Sunday, November 12, 2000

The Dismissal -- 25th Anniversary

Today is the twenty-fifth anniversary of the dismissal of Gough Whitlam's Labor government by the then Governor-General, Sir John Kerr.  This momentous event cast a long and destructive shadow over Australian political life, ushering in seven years of aimless Coalition rule under Malcolm Fraser, and many more years of Labor bitterness about its abrupt loss of power at the hands of Kerr and Fraser.

It was triggered by the determination of the conservative controlled Senate to defer the money supply bill until Whitlam agreed to an election for the House of Representatives.  By November 1975, economic mismanagement and a series of scandals had so overwhelmed the Whitlam government that it was almost certain to lose such an election.  So it held out in the hope that the Senate would back down, causing government business to come to a virtual standstill in the process.

Although legal, the Senate's decision to block supply went against a long-standing parliamentary convention, and conservatives claimed to respect such conventions.  Worse, the conservative parties only controlled the Senate because the sudden death of Queensland Labor Senator Bert Milliner had allowed Premier Joh Bjelke-Peterson to appoint a lackey to take his place.  That too was legal, but it was still a sleazy act.

Labor's rage over the dismissal now seems to have petered out amongst all but the most ardent believers.  But for many years Fraser was blithely characterised as a "fascist" by stalwarts on the left, and in graffiti and political posters denouncing him they would usually substitute a swastika for the "s" in his name.  This was particularly contemptible, given that Fraser appeared to be genuinely hostile to racism.

So in 1975 no-one would have predicted that the ultimate denouement of that shocking November day would come with Malcolm Fraser being anointed as a latter day Whitlamite, fondly regarded as a national treasure and man of principle by the very people who formerly despised him as a ruthless and arrogant opportunist.

A bill of rights;  an apology and compensation for the "stolen generations";  deference to partisan United Nations sub-committees that denounce Australia -- Fraser's advocacy of these and many similar positions has allowed him to become a denizen of that exalted place, the progressives' moral high ground.

Only two months ago the great Gough himself told the world that Fraser had become a "vastly improved man".  "I can't think of anything he's said in the last 10 years with which I did not agree", said Whitlam of his former adversary.  And in a recent interview Fraser claimed that Kim Beazley has told him, "Malcolm, I'm finding it very difficult to find an issue on which I'm more to the left than you".

In retrospect however, Fraser's apparent transformation is not so surprising.

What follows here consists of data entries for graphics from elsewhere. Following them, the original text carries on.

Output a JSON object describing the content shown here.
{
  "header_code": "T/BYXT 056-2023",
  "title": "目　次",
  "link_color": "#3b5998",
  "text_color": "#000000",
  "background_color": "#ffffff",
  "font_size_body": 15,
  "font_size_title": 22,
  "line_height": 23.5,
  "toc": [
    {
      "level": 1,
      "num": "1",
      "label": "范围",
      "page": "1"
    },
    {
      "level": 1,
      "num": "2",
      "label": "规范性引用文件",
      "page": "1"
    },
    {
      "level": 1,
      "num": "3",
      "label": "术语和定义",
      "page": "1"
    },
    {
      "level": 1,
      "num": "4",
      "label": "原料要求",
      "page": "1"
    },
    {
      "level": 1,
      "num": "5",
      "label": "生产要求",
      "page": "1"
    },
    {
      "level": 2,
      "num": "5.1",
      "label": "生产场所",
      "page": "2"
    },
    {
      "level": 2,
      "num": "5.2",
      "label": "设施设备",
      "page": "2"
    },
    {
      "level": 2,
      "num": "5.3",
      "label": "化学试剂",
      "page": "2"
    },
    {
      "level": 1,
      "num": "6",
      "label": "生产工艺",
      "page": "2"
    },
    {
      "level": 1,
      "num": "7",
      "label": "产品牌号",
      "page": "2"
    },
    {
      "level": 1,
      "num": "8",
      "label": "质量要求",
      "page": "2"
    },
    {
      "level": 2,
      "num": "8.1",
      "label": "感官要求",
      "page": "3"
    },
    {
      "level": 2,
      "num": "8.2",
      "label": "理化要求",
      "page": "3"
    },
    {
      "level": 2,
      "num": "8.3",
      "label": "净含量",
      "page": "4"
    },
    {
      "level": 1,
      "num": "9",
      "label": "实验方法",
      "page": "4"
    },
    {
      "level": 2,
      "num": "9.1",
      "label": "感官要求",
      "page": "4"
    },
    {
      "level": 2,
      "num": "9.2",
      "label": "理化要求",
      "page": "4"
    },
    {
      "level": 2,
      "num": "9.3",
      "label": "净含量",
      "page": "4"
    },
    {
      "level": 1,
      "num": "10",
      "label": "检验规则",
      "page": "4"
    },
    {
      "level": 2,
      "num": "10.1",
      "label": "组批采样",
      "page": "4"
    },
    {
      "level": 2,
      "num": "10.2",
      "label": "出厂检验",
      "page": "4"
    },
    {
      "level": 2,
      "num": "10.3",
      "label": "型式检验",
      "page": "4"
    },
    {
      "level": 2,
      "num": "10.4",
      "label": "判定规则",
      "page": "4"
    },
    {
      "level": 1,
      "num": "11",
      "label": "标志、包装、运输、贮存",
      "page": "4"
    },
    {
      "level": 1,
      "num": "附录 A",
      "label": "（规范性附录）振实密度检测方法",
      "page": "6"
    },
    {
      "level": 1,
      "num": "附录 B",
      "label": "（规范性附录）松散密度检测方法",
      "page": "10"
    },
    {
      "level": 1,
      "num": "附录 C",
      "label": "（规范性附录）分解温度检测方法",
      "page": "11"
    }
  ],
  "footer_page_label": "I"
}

Even though the Coalition parties achieved a landslide victory in the Federal election held a few weeks after the dismissal -- and a victory that was only marginally smaller in the 1977 election -- progressive opinion never really accepted that the Fraser government had a rightful claim to govern.  In their eyes Fraser had initially come to power through a "coup", with some of the more unbalanced and conspiratorially minded members of the left even believing that the CIA had played a significant part in his triumph.

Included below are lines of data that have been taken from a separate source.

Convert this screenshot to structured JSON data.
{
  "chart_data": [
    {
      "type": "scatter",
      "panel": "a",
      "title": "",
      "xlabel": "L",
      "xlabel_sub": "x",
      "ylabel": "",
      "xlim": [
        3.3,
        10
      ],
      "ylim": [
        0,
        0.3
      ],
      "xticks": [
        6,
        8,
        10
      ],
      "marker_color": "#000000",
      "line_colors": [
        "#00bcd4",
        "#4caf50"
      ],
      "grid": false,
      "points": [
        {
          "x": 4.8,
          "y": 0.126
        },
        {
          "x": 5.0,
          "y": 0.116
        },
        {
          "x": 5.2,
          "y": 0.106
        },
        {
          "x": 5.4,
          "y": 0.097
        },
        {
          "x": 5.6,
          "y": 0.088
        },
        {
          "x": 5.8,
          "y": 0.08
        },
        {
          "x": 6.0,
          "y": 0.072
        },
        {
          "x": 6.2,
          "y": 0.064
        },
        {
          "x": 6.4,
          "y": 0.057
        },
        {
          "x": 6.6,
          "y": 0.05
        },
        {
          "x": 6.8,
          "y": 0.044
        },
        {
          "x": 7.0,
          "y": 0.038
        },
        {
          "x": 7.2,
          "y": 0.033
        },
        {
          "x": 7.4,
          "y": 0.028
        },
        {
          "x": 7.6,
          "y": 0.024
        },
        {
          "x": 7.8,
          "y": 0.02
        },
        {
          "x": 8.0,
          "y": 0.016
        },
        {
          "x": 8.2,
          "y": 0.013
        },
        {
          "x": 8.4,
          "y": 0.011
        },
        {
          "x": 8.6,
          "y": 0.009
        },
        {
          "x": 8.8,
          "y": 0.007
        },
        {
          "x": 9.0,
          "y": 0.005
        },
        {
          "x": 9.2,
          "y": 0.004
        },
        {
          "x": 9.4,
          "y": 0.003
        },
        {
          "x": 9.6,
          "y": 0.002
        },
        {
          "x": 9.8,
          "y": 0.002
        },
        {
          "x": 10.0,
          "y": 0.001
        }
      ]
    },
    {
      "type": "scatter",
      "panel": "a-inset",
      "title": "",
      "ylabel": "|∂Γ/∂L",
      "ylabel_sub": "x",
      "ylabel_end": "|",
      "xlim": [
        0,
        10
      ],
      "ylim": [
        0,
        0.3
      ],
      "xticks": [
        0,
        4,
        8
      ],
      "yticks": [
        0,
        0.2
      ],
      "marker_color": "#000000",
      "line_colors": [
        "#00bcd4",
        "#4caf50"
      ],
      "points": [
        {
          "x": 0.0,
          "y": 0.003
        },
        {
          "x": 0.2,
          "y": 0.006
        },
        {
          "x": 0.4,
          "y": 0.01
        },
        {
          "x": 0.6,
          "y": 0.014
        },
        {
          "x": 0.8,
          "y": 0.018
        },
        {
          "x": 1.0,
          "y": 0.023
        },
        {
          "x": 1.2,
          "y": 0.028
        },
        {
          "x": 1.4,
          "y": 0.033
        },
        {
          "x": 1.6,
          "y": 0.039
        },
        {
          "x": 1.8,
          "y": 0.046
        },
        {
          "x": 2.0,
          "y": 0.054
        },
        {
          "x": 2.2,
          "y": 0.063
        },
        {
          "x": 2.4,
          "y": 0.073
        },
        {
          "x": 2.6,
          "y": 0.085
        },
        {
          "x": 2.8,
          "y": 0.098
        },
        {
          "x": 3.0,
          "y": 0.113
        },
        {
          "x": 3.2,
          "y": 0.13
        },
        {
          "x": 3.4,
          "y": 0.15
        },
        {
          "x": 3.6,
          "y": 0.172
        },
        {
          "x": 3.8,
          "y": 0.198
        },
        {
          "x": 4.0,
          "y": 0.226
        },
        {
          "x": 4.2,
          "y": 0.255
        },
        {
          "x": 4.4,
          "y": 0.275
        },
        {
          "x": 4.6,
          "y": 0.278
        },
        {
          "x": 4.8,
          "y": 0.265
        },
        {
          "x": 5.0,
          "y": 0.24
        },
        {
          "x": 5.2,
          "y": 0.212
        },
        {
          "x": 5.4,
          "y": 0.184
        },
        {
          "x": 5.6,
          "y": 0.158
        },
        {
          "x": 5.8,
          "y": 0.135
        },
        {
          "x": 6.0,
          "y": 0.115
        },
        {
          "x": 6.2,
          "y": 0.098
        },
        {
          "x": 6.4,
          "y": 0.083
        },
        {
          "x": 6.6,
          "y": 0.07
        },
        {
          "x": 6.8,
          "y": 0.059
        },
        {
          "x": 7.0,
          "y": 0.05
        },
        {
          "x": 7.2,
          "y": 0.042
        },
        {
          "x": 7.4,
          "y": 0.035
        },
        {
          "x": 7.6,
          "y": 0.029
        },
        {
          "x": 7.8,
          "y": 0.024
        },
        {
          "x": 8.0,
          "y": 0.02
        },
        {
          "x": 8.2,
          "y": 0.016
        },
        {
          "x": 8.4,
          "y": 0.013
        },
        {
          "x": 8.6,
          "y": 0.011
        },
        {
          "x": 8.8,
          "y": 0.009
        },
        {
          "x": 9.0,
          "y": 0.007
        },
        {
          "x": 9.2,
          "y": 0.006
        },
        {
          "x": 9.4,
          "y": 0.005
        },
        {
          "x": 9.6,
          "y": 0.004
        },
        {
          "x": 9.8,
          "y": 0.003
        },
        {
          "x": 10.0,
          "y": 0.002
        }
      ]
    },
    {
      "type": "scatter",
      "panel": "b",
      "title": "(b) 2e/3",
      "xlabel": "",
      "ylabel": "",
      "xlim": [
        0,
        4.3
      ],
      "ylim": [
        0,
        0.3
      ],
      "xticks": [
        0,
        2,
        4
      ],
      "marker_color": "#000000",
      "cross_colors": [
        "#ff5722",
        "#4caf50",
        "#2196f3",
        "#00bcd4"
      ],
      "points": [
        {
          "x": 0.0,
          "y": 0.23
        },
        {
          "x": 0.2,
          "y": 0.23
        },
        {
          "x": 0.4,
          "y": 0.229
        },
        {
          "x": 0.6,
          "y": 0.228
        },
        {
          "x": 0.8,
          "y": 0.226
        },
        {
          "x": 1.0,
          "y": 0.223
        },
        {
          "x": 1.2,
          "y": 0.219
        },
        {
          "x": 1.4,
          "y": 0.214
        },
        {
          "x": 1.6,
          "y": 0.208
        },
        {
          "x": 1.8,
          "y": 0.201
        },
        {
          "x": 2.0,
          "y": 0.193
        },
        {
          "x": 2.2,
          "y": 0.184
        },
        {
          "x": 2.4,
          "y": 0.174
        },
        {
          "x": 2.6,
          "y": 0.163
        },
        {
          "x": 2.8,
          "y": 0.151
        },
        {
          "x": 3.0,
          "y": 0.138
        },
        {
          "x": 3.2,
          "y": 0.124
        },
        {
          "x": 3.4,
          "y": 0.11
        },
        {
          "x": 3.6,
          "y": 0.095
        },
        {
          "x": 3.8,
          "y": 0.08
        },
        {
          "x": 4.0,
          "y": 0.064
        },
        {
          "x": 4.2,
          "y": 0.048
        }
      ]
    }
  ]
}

Fraser would never have doubted that every aspect of his accession to government was constitutional.  But at some level he was obviously affected by the relentless assault on his authority coming from newly politicised sections of academia, the arts, the media and the churches.  He must have accepted that there were at least some grounds for Labor's anger about the way he came to power, and felt a sense of guilt that had to be assuaged.

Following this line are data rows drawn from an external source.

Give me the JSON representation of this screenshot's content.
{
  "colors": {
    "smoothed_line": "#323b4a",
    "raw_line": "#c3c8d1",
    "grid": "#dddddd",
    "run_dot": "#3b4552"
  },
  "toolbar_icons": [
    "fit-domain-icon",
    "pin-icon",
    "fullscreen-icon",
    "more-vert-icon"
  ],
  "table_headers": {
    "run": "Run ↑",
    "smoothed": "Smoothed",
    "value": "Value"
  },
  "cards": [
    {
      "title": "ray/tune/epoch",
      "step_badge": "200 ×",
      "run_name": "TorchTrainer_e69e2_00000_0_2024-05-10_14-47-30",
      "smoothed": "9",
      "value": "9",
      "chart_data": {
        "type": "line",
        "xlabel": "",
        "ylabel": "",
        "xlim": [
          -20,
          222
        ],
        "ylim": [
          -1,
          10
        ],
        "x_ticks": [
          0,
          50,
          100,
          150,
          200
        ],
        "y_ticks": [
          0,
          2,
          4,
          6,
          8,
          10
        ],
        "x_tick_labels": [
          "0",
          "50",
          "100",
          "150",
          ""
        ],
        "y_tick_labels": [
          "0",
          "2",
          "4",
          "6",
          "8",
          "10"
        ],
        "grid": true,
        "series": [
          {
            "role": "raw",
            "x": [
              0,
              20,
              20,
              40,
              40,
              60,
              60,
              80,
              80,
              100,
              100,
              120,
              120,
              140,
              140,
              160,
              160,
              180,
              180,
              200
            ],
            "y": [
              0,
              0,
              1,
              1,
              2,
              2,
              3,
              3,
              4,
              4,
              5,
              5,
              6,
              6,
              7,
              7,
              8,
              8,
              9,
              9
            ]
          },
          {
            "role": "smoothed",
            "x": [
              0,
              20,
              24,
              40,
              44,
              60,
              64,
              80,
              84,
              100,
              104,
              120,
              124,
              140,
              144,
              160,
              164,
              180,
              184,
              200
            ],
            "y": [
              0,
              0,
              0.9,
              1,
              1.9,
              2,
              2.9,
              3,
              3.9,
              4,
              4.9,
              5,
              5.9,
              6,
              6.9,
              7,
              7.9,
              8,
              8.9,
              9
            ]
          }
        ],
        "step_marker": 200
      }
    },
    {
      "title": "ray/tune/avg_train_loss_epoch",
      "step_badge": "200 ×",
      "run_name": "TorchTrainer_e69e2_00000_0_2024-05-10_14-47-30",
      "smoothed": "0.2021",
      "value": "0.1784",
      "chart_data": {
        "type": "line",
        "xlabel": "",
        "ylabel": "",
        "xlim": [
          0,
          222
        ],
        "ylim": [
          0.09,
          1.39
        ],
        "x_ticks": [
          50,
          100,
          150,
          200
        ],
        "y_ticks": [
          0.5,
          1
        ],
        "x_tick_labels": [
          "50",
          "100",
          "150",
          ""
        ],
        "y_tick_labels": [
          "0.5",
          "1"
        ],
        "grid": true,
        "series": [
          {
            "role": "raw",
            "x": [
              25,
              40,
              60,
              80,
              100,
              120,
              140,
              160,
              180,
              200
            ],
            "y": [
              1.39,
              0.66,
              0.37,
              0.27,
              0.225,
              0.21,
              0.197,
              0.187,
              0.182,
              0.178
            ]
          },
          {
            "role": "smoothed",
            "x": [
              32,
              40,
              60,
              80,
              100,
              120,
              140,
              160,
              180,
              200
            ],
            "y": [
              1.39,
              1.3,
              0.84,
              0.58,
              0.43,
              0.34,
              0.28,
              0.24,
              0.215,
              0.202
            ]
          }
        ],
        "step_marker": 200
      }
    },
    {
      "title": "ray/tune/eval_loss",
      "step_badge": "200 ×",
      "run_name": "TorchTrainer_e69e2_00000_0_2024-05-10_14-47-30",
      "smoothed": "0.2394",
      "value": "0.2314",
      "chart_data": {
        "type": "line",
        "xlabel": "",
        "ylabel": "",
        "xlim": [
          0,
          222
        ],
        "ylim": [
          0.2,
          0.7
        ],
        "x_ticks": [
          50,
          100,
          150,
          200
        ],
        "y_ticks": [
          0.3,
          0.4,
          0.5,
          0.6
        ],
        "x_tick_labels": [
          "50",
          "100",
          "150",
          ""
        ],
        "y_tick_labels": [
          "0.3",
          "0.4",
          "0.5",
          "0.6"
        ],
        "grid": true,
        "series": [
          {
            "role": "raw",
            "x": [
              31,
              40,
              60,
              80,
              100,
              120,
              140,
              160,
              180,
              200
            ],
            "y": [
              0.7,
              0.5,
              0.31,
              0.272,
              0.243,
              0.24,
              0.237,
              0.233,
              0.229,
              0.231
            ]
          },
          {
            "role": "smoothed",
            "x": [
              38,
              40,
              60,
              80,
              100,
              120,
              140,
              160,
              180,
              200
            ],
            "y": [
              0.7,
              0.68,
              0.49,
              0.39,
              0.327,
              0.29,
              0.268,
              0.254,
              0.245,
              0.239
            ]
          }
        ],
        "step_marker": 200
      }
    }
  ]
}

Had he really been motivated by a high-minded desire to rescue Australia from the economic and social damage that Whitlam had wrought, Fraser would have sought his redemption by acting in accord with the principles he espoused in the lead up to the dismissal and in the election campaign that followed.

He would have reduced the size and cost of government, as well as restraining the Whitlam inspired enthusiasm for government instigated and taxpayer funded social engineering.  There was little to hinder him -- he had a massive popular mandate for his first two terms, and for much of his rule the Coalition held the majority in both houses of Parliament.

But Fraser tried to gain his moral deliverance through a very different route, by adopting many of the positions of his adversaries.  In doing so, he showed that their initial assessment had been right.  He was not really a man of principle at all, but a vain opportunist interested in power only for its own sake.

As former Labor Finance Minister Peter Walsh has pointed out, at the end of Fraser's seven years in power government outlays were much higher in real terms than they had been under Whitlam.  And the Fraser government adopted a raft of counter-productive Whitlamite follies -- a divisive multiculturalism;  a worthless human rights commission;  Aboriginal policies based on sentimental fantasies about traditional communities rather than recognising Aborigines as responsible individuals who had to come to terms with modern life.

No doubt these would eventually have been introduced anyway, under later Labor administrations -- although at least Hawke and Keating carried out a number of necessary economic reforms that Fraser had shirked.  But the fact that Whitlamite social and cultural policies had been introduced by a conservative government enhanced their legitimacy, and made it more difficult for later conservative politicians to dismantle them or even question their value.  Australia paid a high price for Malcolm Fraser's grab for power twenty-five years ago.